RN De Tignes-Champagny

Elle est décomposé en deux parties, le glacier de la Grande Motte sur lequel les gardes n’ont pas d’intervention et la partie des vallons de la sache. A propos du glacier, son évolution est suivie par la société de remontées mécaniques et elle nous a indiqué que l’épaisseur du glacier en bas diminue chaque année de 1 à 1.5m. La commune envisage évidemment de réaménager l’ensemble des remontées du secteur.

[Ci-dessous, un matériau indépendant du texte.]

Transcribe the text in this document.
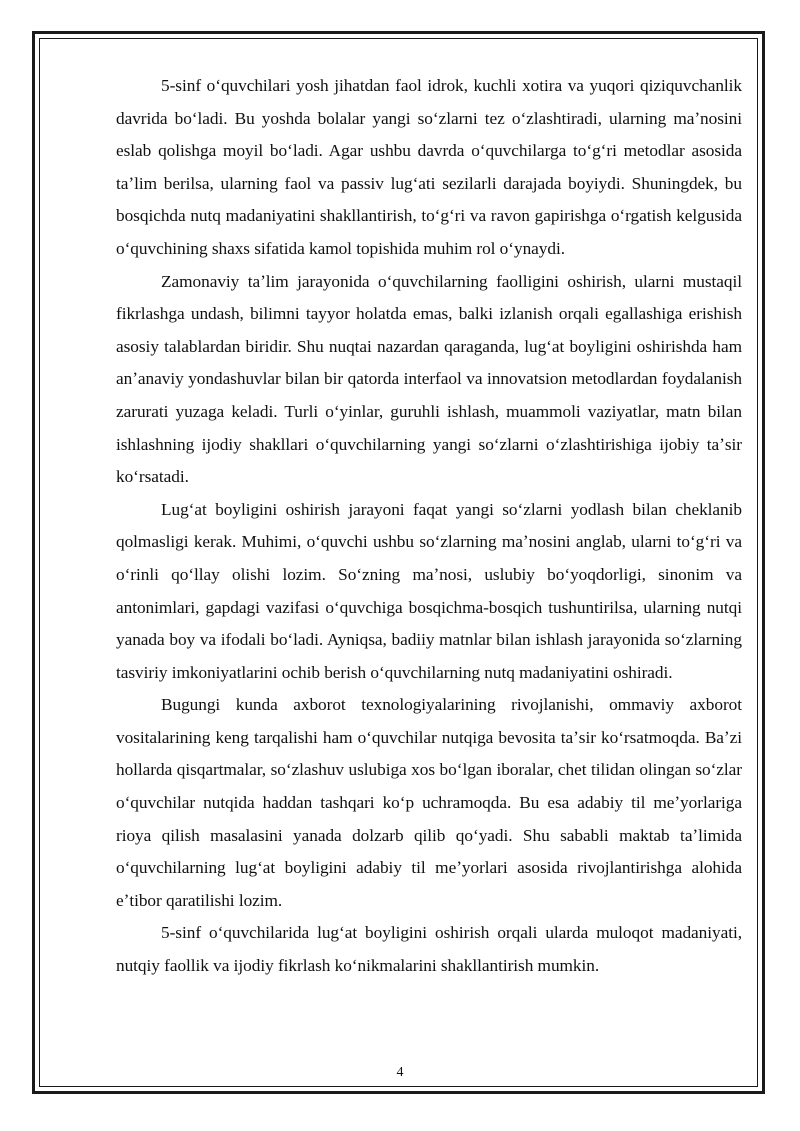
5-sinf oʻquvchilari yosh jihatdan faol idrok, kuchli xotira va yuqori qiziquvchanlik davrida boʻladi. Bu yoshda bolalar yangi soʻzlarni tez oʻzlashtiradi, ularning maʼnosini eslab qolishga moyil boʻladi. Agar ushbu davrda oʻquvchilarga toʻgʻri metodlar asosida taʼlim berilsa, ularning faol va passiv lugʻati sezilarli darajada boyiydi. Shuningdek, bu bosqichda nutq madaniyatini shakllantirish, toʻgʻri va ravon gapirishga oʻrgatish kelgusida oʻquvchining shaxs sifatida kamol topishida muhim rol oʻynaydi.

Zamonaviy taʼlim jarayonida oʻquvchilarning faolligini oshirish, ularni mustaqil fikrlashga undash, bilimni tayyor holatda emas, balki izlanish orqali egallashiga erishish asosiy talablardan biridir. Shu nuqtai nazardan qaraganda, lugʻat boyligini oshirishda ham anʼanaviy yondashuvlar bilan bir qatorda interfaol va innovatsion metodlardan foydalanish zarurati yuzaga keladi. Turli oʻyinlar, guruhli ishlash, muammoli vaziyatlar, matn bilan ishlashning ijodiy shakllari oʻquvchilarning yangi soʻzlarni oʻzlashtirishiga ijobiy taʼsir koʻrsatadi.

Lugʻat boyligini oshirish jarayoni faqat yangi soʻzlarni yodlash bilan cheklanib qolmasligi kerak. Muhimi, oʻquvchi ushbu soʻzlarning maʼnosini anglab, ularni toʻgʻri va oʻrinli qoʻllay olishi lozim. Soʻzning maʼnosi, uslubiy boʻyoqdorligi, sinonim va antonimlari, gapdagi vazifasi oʻquvchiga bosqichma-bosqich tushuntirilsa, ularning nutqi yanada boy va ifodali boʻladi. Ayniqsa, badiiy matnlar bilan ishlash jarayonida soʻzlarning tasviriy imkoniyatlarini ochib berish oʻquvchilarning nutq madaniyatini oshiradi.

Bugungi kunda axborot texnologiyalarining rivojlanishi, ommaviy axborot vositalarining keng tarqalishi ham oʻquvchilar nutqiga bevosita taʼsir koʻrsatmoqda. Baʼzi hollarda qisqartmalar, soʻzlashuv uslubiga xos boʻlgan iboralar, chet tilidan olingan soʻzlar oʻquvchilar nutqida haddan tashqari koʻp uchramoqda. Bu esa adabiy til meʼyorlariga rioya qilish masalasini yanada dolzarb qilib qoʻyadi. Shu sababli maktab taʼlimida oʻquvchilarning lugʻat boyligini adabiy til meʼyorlari asosida rivojlantirishga alohida eʼtibor qaratilishi lozim.

5-sinf oʻquvchilarida lugʻat boyligini oshirish orqali ularda muloqot madaniyati, nutqiy faollik va ijodiy fikrlash koʻnikmalarini shakllantirish mumkin.

4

Le vallon de la Sache est peu parcouru par les randonneurs car assez long d’accès. On y trouve évidemment chamois bouquetins, lagopèdes et tétras lyre. La discussion a beaucoup porté sur le projet d’implantation de « gazex » en limite inférieure de la réserve pour sécuriser la piste échappatoire ramenant les skieurs vers les Boisses. Des déclenchements par explosifs avaient déjà lieu avec des risques pour les pisteurs..D’autre part la piste balafre déjà le paysage. Les plots en béton seront implantés en évitant les stations de plantes protégées. Il n’y aura pas d’intervention d’engins mécaniques. Les gazex seront enlevés durent l’été. L’impact le plus important sera sans doute sur les lagopèdes qui seront tentés d’émerger de la neige à chaque explosion ou qui seront enfouis par les avalanches… Mais hélas cela existe déjà. Le projet a été accepté par le comité et nous nous sommes abstenus.

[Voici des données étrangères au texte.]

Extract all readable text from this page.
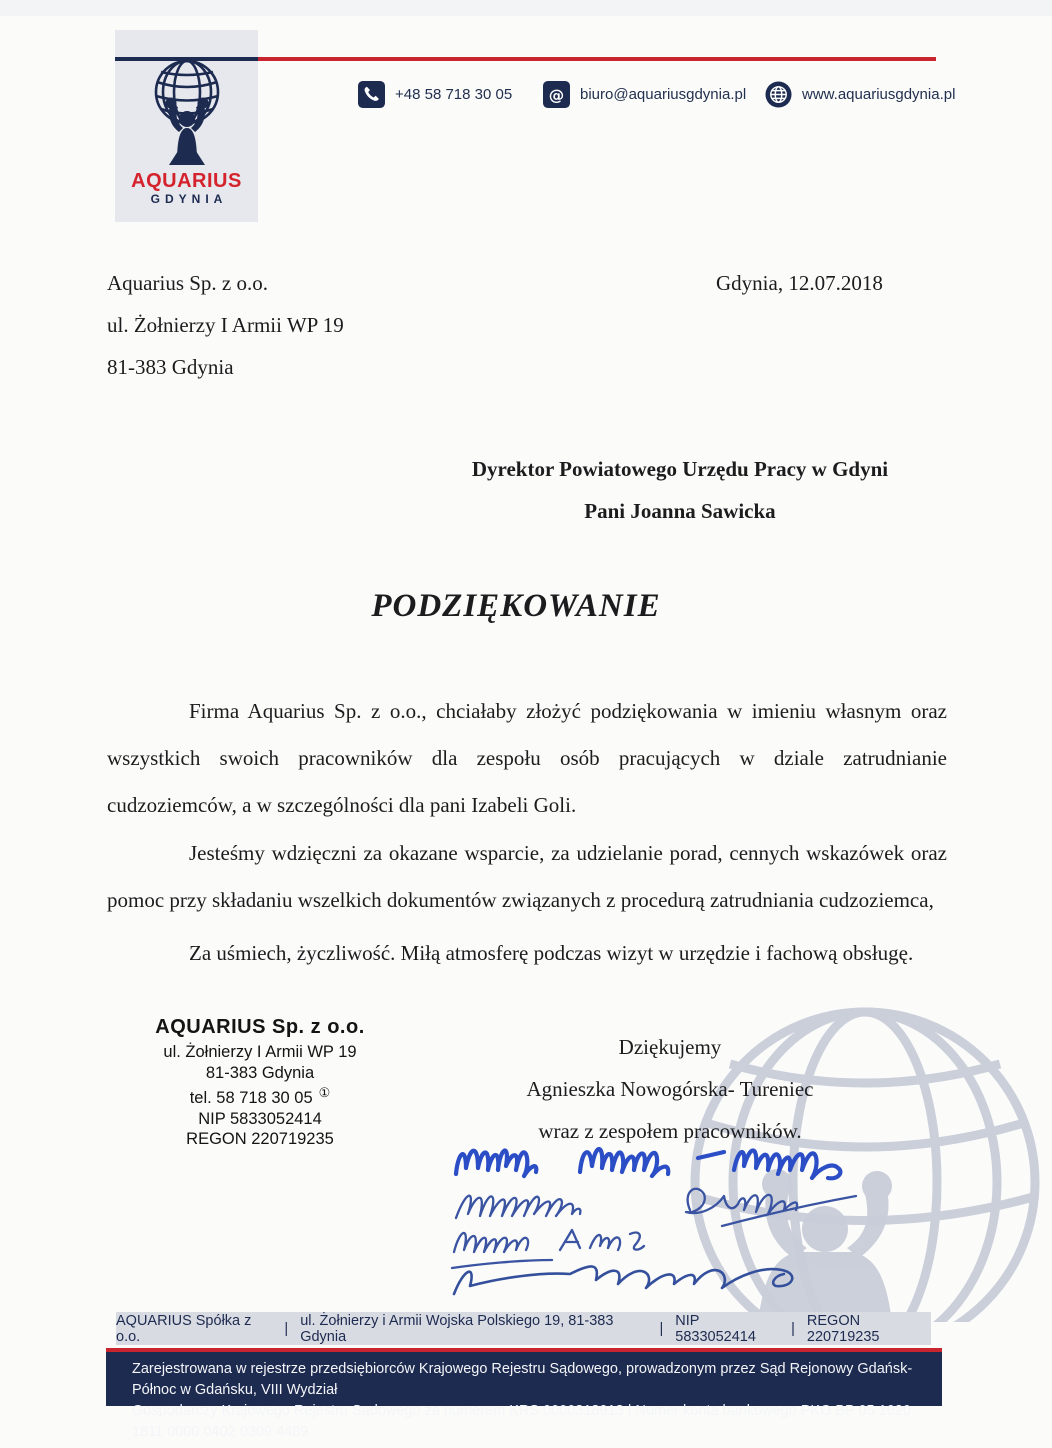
AQUARIUS
GDYNIA
+48 58 718 30 05 @ biuro@aquariusgdynia.pl	www.aquariusgdynia.pl
Aquarius Sp. z o.o.
ul. Żołnierzy I Armii WP 19
81-383 Gdynia
Gdynia, 12.07.2018
Dyrektor Powiatowego Urzędu Pracy w Gdyni
Pani Joanna Sawicka
PODZIĘKOWANIE
Firma Aquarius Sp. z o.o., chciałaby złożyć podziękowania w imieniu własnym oraz wszystkich swoich pracowników dla zespołu osób pracujących w dziale zatrudnianie cudzoziemców, a w szczególności dla pani Izabeli Goli.
Jesteśmy wdzięczni za okazane wsparcie, za udzielanie porad, cennych wskazówek oraz pomoc przy składaniu wszelkich dokumentów związanych z procedurą zatrudniania cudzoziemca,
Za uśmiech, życzliwość. Miłą atmosferę podczas wizyt w urzędzie i fachową obsługę.
AQUARIUS Sp. z o.o.
ul. Żołnierzy I Armii WP 19
81-383 Gdynia
tel. 58 718 30 05 ①
NIP 5833052414
REGON 220719235
Dziękujemy
Agnieszka Nowogórska- Tureniec
wraz z zespołem pracowników.
AQUARIUS Spółka z o.o.	| ul. Żołnierzy i Armii Wojska Polskiego 19, 81-383 Gdynia	| NIP 5833052414	| REGON 220719235
Zarejestrowana w rejestrze przedsiębiorców Krajowego Rejestru Sądowego, prowadzonym przez Sąd Rejonowy Gdańsk- Północ w Gdańsku, VIII Wydział
Gospodarczy Krajowego Rejestru Sądowego za numerem KRS 0000318913 | Numer konta bankowego PKO BP 05 1020 1811 0000 0402 0309 4489
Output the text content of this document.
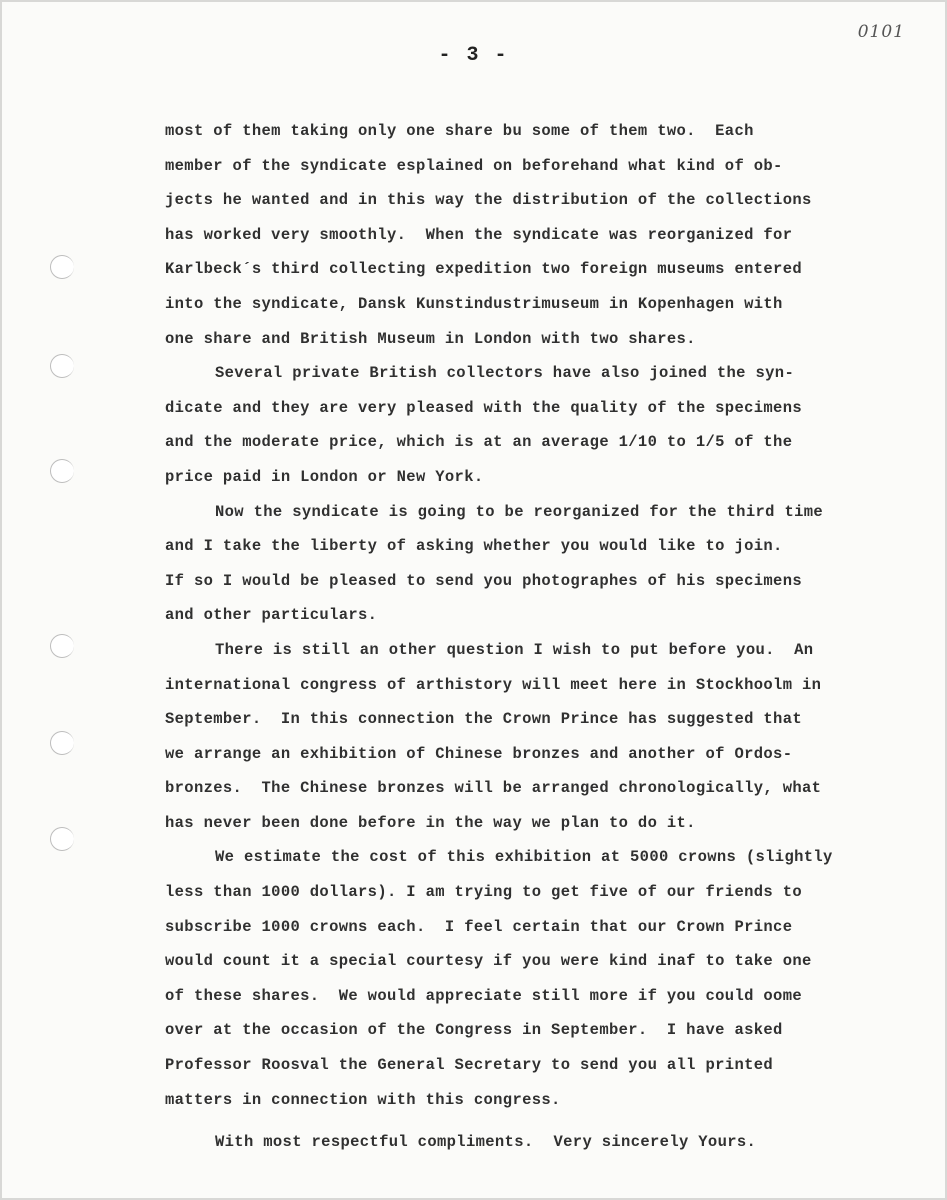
0101
- 3 -
most of them taking only one share bu some of them two.  Each
member of the syndicate esplained on beforehand what kind of ob-
jects he wanted and in this way the distribution of the collections
has worked very smoothly.  When the syndicate was reorganized for
Karlbeck´s third collecting expedition two foreign museums entered
into the syndicate, Dansk Kunstindustrimuseum in Kopenhagen with
one share and British Museum in London with two shares.
Several private British collectors have also joined the syn-
dicate and they are very pleased with the quality of the specimens
and the moderate price, which is at an average 1/10 to 1/5 of the
price paid in London or New York.
Now the syndicate is going to be reorganized for the third time
and I take the liberty of asking whether you would like to join.
If so I would be pleased to send you photographes of his specimens
and other particulars.
There is still an other question I wish to put before you.  An
international congress of arthistory will meet here in Stockhoolm in
September.  In this connection the Crown Prince has suggested that
we arrange an exhibition of Chinese bronzes and another of Ordos-
bronzes.  The Chinese bronzes will be arranged chronologically, what
has never been done before in the way we plan to do it.
We estimate the cost of this exhibition at 5000 crowns (slightly
less than 1000 dollars). I am trying to get five of our friends to
subscribe 1000 crowns each.  I feel certain that our Crown Prince
would count it a special courtesy if you were kind inaf to take one
of these shares.  We would appreciate still more if you could oome
over at the occasion of the Congress in September.  I have asked
Professor Roosval the General Secretary to send you all printed
matters in connection with this congress.
With most respectful compliments. Very sincerely Yours.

Réserve de la Grande Sassière

90% de l’eau consommée par la commune de Tignes vient d’un captage situé sous la plaine du fond de la vallée. Le périmètre de protection correspond à l’espace situé atour du chalet de l’alpagiste présent depuis des générations. L’ARS a demandé la pose d’une clôture barrant la vallée et le bétonnage d’une rigole en bordure de la piste EDF. L’éleveur a déposé un recours devant le Conseil d’Etat contre les prescriptions de l’ARS. Mais les demandes de l’ARS sont en contradiction avec le règlement de la réserve. D’autre part, le pâturage n’a jamais induit de pollution de l’eau captée. Les bouquetins et les marmottes contribuent aussi aux déjections au dessus du captage.. Il a été décidé d’attendre la décision du jugement pour reprendre éventuellement la rédaction des arrêtés… Polémique autour de l’alevinage du lac de la Sassière qui correspond effectivement à l’introduction d’une espèce étrangère  au sein de la réserve. Mais le lac étant isolé et artificiel il convient de prendre en compte son intérêt pour les pêcheurs locaux. La réserve contient 32 espèces protégées très rares..Une a d’ailleurs été découverte récemment. A propos du parking qui reçoit 20 000 voitures par an : 35% des personnes qui y parviennent ne font pas plus que 10mn de marche..Les marmottes continuent d’être suivies par l’Université de Lyon qui réalise chaque année des captures avec marquages, mesures, prélèvements etc. Cette année, les terriers ont été cartographiés via un drone, mais l’exploitation des images nécessite des ordinateurs puissants.. L’intérêt scientifique de ces études augmente avec la durée des observations. Il permet aussi de suivre l’impact du changement climatique sur la taille et le nombre de ces mammifères. Le problème de l’autorisation accordée aux guides d’emprunter la route est évoqué en fin de réunion : les guides souhaitent un élargissement des créneaux horaires autorisés et les associations rétorquent que ce passe droit est mal vécu par les montagnards de base et les promeneurs.